The generated file becomes the policy input for the deployment. The [`pulumi preview`](/docs/iac/cli/commands/pulumi_preview/) command accepts policy-pack flags for this step:

```bash
pulumi preview --policy-pack ./policy-packs/ami-refresh --policy-pack-config ./approved-amis.json
```

That keeps the source of truth in the image-release process. When a newer AMI is approved, the pipeline updates `approved-amis.json`, and the same policy pack immediately blocks stacks that still reference the vulnerable image.

### 4. Review stacks and canary deployments

With the proposal generated and the policies passing, you can use Pulumi previews to validate the changes in an isolated environment. This allows security and platform teams to see exactly what will happen before the main branch is updated.

For critical services, you can implement a canary strategy with a dedicated canary Auto Scaling Group (ASG) or an [instance refresh](https://docs.aws.amazon.com/autoscaling/ec2/userguide/asg-instance-refresh.html) configuration. That gives you a controlled way to monitor for regressions before completing the full refresh.

### 5. Audit and close the loop

The lifecycle isn't complete until you verify the fix. After the deployment, Pulumi Insights provides resource search and change context. You can run a final scan to confirm that no instances are still running the vulnerable AMI.
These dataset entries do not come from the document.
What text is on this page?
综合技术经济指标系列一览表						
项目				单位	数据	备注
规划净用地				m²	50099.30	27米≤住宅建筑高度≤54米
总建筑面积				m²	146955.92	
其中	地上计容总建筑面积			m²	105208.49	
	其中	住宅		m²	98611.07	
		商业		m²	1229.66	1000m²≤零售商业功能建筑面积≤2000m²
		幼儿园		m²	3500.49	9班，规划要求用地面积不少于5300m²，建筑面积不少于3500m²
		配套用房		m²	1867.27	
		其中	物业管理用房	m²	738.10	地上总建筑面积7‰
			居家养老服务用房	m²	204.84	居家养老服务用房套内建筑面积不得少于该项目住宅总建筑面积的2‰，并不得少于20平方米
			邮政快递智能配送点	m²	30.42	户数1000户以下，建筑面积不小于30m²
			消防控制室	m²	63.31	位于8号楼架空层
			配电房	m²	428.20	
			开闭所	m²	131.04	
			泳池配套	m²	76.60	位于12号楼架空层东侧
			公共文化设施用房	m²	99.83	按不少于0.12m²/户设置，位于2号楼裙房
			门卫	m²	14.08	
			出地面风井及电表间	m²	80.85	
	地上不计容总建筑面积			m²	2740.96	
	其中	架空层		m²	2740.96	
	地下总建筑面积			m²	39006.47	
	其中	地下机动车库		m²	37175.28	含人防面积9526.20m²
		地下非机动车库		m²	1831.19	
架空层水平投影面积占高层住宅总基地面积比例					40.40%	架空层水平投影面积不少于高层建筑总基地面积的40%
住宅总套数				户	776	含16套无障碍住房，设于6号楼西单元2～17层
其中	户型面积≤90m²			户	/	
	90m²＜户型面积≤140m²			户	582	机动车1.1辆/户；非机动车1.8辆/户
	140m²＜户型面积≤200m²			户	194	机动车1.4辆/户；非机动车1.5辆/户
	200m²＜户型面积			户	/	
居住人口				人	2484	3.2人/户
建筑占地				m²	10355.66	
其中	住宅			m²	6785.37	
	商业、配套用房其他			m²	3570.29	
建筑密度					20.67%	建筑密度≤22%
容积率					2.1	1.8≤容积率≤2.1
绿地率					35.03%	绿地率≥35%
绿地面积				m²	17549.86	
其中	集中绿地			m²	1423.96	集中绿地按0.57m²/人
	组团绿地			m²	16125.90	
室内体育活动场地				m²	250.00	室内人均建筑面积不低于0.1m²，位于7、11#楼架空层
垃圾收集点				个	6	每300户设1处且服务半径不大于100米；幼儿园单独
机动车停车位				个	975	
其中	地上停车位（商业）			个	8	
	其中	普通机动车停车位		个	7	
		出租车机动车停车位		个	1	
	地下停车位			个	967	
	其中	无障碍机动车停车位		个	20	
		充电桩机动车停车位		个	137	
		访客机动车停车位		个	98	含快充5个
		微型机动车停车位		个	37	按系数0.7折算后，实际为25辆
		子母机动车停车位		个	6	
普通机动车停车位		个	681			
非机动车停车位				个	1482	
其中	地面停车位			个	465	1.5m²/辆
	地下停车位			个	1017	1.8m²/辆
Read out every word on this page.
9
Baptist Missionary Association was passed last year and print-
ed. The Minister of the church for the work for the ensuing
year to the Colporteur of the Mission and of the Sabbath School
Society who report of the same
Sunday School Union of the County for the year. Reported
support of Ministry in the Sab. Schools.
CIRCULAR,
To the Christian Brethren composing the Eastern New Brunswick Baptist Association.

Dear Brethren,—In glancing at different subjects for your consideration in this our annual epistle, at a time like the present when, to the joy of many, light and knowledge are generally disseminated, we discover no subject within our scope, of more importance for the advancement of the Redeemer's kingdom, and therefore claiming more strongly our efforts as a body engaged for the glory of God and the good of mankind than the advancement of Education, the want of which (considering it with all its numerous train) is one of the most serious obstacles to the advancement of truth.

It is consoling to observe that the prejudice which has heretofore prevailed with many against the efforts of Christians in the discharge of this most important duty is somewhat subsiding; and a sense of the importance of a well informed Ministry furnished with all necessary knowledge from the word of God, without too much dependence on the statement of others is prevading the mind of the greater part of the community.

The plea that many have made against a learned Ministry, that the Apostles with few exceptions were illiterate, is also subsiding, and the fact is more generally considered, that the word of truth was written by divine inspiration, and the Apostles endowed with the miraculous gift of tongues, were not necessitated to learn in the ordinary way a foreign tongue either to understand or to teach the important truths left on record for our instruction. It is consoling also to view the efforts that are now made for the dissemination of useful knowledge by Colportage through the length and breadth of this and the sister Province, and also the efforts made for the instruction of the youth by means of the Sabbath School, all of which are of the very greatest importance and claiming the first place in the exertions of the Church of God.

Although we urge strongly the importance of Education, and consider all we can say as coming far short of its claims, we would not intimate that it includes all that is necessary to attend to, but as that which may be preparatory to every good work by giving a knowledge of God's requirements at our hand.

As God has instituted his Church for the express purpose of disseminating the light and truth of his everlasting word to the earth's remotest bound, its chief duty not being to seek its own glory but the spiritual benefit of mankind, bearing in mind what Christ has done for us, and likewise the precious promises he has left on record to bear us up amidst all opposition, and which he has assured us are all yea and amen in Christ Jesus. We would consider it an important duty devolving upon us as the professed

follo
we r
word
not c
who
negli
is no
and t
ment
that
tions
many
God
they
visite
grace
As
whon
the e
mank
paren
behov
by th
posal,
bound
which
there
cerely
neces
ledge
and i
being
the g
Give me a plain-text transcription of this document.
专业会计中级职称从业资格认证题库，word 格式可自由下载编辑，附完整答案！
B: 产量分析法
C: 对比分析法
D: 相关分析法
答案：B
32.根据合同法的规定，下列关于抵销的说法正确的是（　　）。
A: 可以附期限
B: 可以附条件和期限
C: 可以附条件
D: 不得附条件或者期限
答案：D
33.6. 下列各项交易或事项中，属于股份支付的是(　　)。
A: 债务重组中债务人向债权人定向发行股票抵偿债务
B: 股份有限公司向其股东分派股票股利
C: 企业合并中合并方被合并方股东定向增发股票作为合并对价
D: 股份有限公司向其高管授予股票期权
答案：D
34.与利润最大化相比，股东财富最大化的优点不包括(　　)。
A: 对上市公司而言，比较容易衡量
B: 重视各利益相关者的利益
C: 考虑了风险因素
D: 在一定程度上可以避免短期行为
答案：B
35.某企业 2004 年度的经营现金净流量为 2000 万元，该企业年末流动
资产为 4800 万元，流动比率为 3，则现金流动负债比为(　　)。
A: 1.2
This change history supports compliance reporting. It helps show that the organization responded to the CVE, followed the approved review process, and remediated the risk across the tracked fleet.

## Conclusion

Security is a continuous process, not a destination. By looping Pulumi, Neo, and Pulumi Policies into your AMI refresh lifecycle, you turn a reactive scramble into a proactive, automated workflow. You get the speed of AI-assisted remediation with the safety of policy-driven guardrails.